Hospital food. What comes to mind? Is it a mouthwatering, colorful plate of fresh, whole foods? More likely it’s a hospital tray with items shaded in a monotonous palette of white and yellow, punctuated by brightly colored sugary beverages and desserts.
How did hospital food get to be that way-and what are the consequences?
Hospital food service, like all other hospital departments, are typically regarded as separate business units or “cost centers.” Like other cost centers, not only are they expected to turn a profit, but they are routinely assessed for patient satisfaction. A subpar patient rating of can incur a number of adverse consequences for the management of hospital food services.
That helps explain why hospital meals are often designed to provide “comfort food”, including hot dogs, soda, and sugary desserts. The rationale behind the rating oriented hospital meal offering is to give patients the food they want-whatever it is. Underlying this plan is the well-meaning, but misdirected, idea that hospitalized patients are already suffering enough, so they might as well take comfort in their food.

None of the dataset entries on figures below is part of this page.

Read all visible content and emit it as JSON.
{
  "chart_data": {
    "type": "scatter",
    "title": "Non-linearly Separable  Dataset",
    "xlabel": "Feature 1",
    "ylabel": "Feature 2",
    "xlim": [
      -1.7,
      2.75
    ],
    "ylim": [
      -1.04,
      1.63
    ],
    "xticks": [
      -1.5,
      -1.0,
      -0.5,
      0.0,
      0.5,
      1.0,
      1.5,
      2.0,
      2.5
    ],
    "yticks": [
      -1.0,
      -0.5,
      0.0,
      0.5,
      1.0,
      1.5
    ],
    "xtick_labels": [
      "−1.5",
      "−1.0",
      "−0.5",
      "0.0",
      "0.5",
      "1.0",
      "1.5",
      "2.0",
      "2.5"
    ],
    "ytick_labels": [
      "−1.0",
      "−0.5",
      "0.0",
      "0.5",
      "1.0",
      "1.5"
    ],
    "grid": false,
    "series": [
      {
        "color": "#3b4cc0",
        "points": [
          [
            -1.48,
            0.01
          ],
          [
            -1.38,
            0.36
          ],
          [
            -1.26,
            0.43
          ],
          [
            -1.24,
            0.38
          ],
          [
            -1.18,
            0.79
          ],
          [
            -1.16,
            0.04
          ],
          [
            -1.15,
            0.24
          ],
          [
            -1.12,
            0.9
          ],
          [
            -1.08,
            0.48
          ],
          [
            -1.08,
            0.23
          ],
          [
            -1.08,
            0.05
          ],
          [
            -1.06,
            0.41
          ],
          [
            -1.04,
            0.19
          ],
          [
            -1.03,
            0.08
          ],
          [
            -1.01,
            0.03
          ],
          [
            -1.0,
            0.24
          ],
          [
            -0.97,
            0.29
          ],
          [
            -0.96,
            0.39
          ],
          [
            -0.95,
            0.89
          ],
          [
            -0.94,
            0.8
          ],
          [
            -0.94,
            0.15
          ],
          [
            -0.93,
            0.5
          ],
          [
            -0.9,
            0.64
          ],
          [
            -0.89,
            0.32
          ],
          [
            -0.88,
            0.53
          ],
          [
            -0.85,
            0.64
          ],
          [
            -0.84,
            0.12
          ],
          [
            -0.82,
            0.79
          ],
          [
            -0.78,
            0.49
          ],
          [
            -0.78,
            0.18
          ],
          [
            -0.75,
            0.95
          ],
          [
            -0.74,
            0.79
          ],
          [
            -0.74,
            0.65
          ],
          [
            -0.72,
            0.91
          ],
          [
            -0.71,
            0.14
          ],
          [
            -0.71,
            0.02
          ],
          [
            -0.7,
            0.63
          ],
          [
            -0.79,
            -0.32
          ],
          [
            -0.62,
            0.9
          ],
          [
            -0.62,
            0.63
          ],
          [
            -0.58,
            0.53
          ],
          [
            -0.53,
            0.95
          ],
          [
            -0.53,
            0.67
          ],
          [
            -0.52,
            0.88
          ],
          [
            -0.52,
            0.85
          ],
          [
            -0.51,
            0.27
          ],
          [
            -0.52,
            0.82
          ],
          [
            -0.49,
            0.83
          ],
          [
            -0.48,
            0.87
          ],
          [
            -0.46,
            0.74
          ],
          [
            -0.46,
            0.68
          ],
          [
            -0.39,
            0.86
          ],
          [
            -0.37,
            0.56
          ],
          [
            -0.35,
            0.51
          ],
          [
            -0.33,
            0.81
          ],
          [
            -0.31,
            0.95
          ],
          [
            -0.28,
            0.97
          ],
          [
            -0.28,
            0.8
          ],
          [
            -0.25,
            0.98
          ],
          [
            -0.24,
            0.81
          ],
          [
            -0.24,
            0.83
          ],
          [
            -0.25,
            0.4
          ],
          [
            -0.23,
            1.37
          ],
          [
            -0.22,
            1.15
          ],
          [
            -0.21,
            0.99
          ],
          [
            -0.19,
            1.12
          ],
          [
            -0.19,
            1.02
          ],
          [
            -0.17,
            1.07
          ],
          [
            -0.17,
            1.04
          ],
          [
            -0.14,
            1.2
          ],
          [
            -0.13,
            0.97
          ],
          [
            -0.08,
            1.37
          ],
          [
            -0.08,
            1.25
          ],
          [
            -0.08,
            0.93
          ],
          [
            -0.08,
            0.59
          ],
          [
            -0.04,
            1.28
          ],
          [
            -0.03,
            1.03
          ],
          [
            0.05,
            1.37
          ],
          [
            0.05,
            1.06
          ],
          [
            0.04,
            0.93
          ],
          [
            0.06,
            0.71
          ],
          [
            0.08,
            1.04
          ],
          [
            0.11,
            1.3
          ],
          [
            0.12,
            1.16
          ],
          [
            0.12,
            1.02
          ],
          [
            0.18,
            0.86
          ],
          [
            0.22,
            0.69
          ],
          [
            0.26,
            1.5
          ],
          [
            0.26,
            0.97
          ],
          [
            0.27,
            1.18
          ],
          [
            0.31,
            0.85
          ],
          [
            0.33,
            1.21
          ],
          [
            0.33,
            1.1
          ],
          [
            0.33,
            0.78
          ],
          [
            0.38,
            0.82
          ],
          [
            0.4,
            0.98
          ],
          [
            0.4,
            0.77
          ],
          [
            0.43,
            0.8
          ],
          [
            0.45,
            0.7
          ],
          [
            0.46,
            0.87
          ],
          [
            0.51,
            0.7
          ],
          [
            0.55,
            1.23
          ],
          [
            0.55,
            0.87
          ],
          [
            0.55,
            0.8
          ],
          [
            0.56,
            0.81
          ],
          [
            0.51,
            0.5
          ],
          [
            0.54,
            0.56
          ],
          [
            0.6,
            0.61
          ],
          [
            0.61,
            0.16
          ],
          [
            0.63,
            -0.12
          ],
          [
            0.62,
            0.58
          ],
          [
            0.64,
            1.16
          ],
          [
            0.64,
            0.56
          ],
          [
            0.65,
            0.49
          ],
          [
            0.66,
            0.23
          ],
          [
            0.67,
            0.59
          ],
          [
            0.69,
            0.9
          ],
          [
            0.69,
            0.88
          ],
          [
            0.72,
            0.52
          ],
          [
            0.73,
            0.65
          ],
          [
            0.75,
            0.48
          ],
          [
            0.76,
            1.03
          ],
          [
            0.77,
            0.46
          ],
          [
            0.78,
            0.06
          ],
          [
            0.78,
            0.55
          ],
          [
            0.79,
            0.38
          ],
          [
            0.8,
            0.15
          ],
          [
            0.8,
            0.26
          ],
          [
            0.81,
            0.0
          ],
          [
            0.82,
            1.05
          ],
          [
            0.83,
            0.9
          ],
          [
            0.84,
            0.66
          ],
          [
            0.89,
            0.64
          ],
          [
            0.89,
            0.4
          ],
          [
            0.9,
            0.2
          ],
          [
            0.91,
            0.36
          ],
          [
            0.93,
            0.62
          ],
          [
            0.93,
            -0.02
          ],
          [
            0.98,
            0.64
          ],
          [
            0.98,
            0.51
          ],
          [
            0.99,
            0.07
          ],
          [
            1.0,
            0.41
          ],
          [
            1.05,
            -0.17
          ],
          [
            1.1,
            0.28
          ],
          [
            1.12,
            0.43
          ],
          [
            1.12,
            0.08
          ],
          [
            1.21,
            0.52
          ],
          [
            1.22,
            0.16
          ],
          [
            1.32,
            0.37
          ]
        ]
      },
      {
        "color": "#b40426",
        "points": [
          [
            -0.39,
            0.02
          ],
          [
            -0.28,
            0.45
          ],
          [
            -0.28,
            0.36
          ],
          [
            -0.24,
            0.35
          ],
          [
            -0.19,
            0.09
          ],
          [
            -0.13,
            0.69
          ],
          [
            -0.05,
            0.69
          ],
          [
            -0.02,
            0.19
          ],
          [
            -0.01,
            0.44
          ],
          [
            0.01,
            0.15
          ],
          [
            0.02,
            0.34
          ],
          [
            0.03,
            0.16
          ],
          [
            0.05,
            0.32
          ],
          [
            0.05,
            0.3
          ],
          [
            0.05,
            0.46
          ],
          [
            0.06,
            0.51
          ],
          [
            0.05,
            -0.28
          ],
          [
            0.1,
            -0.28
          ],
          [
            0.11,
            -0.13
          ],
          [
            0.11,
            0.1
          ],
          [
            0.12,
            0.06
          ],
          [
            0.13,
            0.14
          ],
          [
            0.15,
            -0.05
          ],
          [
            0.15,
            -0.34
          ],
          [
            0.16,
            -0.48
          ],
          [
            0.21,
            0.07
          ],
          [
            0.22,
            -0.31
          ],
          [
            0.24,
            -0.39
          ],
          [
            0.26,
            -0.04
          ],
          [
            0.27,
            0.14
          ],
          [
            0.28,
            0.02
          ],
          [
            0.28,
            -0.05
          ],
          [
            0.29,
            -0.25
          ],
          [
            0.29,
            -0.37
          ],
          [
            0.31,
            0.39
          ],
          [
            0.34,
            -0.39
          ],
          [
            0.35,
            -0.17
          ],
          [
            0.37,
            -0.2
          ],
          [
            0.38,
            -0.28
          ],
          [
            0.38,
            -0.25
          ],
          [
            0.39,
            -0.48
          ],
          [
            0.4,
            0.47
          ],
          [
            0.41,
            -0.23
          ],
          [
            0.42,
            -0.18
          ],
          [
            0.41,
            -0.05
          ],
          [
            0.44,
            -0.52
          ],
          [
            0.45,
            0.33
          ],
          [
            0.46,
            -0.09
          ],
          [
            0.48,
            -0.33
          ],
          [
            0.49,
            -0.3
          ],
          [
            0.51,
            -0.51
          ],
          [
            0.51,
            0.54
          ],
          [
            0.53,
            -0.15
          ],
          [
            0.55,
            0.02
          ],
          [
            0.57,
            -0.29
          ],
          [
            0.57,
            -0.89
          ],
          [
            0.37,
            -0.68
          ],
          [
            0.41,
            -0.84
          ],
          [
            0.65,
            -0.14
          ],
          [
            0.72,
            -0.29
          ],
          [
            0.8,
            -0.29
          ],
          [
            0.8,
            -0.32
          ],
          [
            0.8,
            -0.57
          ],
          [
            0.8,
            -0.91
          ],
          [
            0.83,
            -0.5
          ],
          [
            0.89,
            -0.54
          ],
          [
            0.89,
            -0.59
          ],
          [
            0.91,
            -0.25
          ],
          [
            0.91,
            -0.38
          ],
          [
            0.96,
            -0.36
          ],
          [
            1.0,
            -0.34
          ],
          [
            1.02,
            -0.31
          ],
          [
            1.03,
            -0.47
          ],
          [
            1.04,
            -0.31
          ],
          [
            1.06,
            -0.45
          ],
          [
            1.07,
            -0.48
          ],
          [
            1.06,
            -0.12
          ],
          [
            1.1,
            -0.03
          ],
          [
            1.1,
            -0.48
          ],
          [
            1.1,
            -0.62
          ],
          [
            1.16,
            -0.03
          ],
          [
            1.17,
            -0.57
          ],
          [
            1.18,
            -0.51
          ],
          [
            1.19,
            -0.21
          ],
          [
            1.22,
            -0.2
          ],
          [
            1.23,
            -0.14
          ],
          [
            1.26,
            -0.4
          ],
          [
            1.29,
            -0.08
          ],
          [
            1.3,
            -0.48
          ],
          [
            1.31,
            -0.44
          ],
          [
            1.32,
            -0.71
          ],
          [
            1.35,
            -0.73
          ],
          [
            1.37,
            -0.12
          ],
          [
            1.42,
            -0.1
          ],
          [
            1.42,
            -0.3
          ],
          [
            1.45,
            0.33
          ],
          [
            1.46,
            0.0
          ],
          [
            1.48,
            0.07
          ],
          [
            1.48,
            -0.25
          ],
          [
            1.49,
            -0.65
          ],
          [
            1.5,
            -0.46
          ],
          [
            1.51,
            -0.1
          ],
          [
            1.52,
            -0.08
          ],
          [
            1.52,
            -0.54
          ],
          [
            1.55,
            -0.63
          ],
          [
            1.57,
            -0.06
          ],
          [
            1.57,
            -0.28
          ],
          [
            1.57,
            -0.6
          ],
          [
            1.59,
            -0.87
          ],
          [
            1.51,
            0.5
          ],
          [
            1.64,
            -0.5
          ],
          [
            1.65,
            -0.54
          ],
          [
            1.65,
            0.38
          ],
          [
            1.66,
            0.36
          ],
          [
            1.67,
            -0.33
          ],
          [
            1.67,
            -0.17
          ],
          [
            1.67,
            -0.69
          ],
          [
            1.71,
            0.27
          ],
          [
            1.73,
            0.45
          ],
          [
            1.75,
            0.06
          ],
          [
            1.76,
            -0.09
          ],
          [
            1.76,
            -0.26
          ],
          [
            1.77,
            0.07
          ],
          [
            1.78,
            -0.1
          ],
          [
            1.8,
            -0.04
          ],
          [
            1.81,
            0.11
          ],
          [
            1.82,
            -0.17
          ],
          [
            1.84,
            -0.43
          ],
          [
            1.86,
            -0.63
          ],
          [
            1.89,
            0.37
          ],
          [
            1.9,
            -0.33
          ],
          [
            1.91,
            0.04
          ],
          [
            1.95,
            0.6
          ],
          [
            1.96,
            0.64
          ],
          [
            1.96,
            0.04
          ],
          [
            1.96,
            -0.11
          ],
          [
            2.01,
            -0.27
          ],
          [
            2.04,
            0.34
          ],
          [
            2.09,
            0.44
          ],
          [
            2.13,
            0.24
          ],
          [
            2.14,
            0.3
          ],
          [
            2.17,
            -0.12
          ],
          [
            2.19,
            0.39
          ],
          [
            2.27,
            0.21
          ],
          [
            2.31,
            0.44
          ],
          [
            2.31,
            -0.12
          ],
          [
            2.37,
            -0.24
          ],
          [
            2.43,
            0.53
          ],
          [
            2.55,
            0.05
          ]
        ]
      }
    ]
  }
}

But is hospital comfort food really a good idea?
Most people are aware that long term eating habits have a major impact on health, but few realize that even a single poor quality meal can trigger an immediate undesirable impact. Normally, our arteries are quite elastic and distensible – a critical property that allows all of our arteries, including the delicate vessels that supply the heart, to quickly expand and allow more blood to flow in times of need. But a clever study of arterial function showed that the normally generous capacity of the arteries to enlarge can be abruptly stunned after eating even a single fast-food meal (see reference). Not a good plan for anyone, least of all a patient hospitalized with a coronary condition.
The fallout from poor hospital food can extend far beyond the hospital stay. It is logical for patients to believe that the inpatient meals they receive are good for them, or at least tacitly approved by the hospital staff. If they’re served hot dogs in the hospital-why shouldn’t they feel good about eating them at home? How are they to know, for example, that the World Health Organization has concluded that processed meat is carcinogenic (see reference).
On the flip side, admission to the hospital could be a remarkable opportunity as a “teachable moment”- for patients to learn and experience craveable foods that promote health rather than cause disease. Imagine if hospital meals consisted of delicious preparations of vegetables, fruit, beans and whole grains, to which could be added, if patients request, healthy preparations of fish or condiment sized portions of other protein.
Even better if such meals could be paired with consistent messages from the hospital dietary, nursing, and physician teams that healthy eating is a critical component of recovery-and continued good health. Doing so would make it easier for patients to understand why they weren’t being served foods they might be more accustomed to eating-and ones that perhaps contributed to their reason for being hospitalized in the first place.
What’s needed is more than simply a change in patient food offerings-but a transformation of culture throughout the hospital.
Patients could then better understand that new medicine might be introduced during the hospital stay that will be necessary for future health-but so might new food choices be essential as well.